TEMPE — Even though she’s a young marketing rep for one of the nation’s largest and most cutting-edge universities, Alice Ho says she is still afraid to use social networking tools to spread her company’s message.

What is a “widget”? Are “applications” still something you fill out? And why would anyone want to “poke” or “karate chop” a friend through online networks such as Facebook?

“I’m 27, and sometimes I feel too old for that stuff myself,” Ho admits.

Websites that allow users to interact with each other are called social networking sites. Some business owners still feel these websites are out of their comfort zone, but others say they are the wave of the future for selling products or building an audience around them.

Amanda Vega, founder of Amanda Vega Consulting in Scottsdale, said that social media has been around for more than 10 years now, and includes a variety of different forms including blogs and social networks such as Facebook.

“There are over 250 different tools and technologies and behaviors that comprise social media as a practice,” Vega says. Business should use them as an additional marketing tool, not as the primary one. These sites should allow users to give honest feedback to products, among other things.

But many of Vega’s clients are also concerned about opening themselves up to negative feedback, and they think these comments will be placed on social networks and spread around the Internet, Vega said.

But, Vega states that marketing agencies are able to set up a type of social media that makes sense for the company they are working with. In fact, some tools have popped up recently that allow companies to manipulate search engine results so that the negative comments get driven further down into the queue, and thus, into obscurity.

The problem, Vega says, is that overly positive feedback can ruin a social networking site’s value. Indeed, ASU tends to shy away from using this tool because it can’t control the message.

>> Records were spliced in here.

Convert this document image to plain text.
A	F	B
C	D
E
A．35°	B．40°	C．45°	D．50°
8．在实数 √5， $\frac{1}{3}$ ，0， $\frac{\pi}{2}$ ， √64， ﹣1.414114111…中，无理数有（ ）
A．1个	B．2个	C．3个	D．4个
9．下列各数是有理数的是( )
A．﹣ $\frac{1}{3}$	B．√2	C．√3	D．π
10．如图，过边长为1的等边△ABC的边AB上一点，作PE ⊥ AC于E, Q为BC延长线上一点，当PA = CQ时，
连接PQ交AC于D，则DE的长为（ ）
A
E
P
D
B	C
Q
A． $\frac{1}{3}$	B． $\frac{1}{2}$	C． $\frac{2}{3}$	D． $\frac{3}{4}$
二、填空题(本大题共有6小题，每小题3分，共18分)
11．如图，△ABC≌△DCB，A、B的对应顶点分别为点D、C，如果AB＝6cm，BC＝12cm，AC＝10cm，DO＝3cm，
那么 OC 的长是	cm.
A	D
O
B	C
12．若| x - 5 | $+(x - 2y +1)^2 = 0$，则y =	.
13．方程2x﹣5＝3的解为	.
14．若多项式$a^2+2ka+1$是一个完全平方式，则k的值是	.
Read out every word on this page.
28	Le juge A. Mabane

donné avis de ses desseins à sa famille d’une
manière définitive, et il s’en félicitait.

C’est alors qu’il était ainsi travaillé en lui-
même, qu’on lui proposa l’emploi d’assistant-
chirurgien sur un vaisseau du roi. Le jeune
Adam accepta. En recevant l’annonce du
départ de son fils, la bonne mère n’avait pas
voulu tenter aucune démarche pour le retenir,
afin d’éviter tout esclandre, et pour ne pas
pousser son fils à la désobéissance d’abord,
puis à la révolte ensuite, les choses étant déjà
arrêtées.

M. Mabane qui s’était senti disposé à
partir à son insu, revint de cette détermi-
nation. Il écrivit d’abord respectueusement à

“When we put a message out there [using social media], it can be interpreted differently,” Ho says.

She also fears social media is only targeting a younger demographic for businesses, and another marketing expert agrees. Jason Ferrara, CEO of Elixir Interactive in Scottsdale, says that some of his clients voice this same concern.

However, businesses need to look towards the future, and that marketing reality includes social networking.

“It’s not a fad. People are using it whether they like it or not,” Ferrara says.

Today’s children are growing up using social networks, and businesses need to react to this by focusing on their clients of tomorrow, Ferrara said.

Yet another challenge that social media faces today is corruption. In 2006, Coca-Cola created a blog for Coke Zero that was suppose to allow consumers to comment about the product. It was soon discovered that Coca-Cola employees were actually maintaining the blog.

In response to this, Ferrara said that this is not a phenomenon of social media, but rather something that we see every day in society.

The key to combating this problem is to be honest and transparent, Ferrara said.

“If you are not strongly represented, people are less likely to place business with you,” Ferrara said.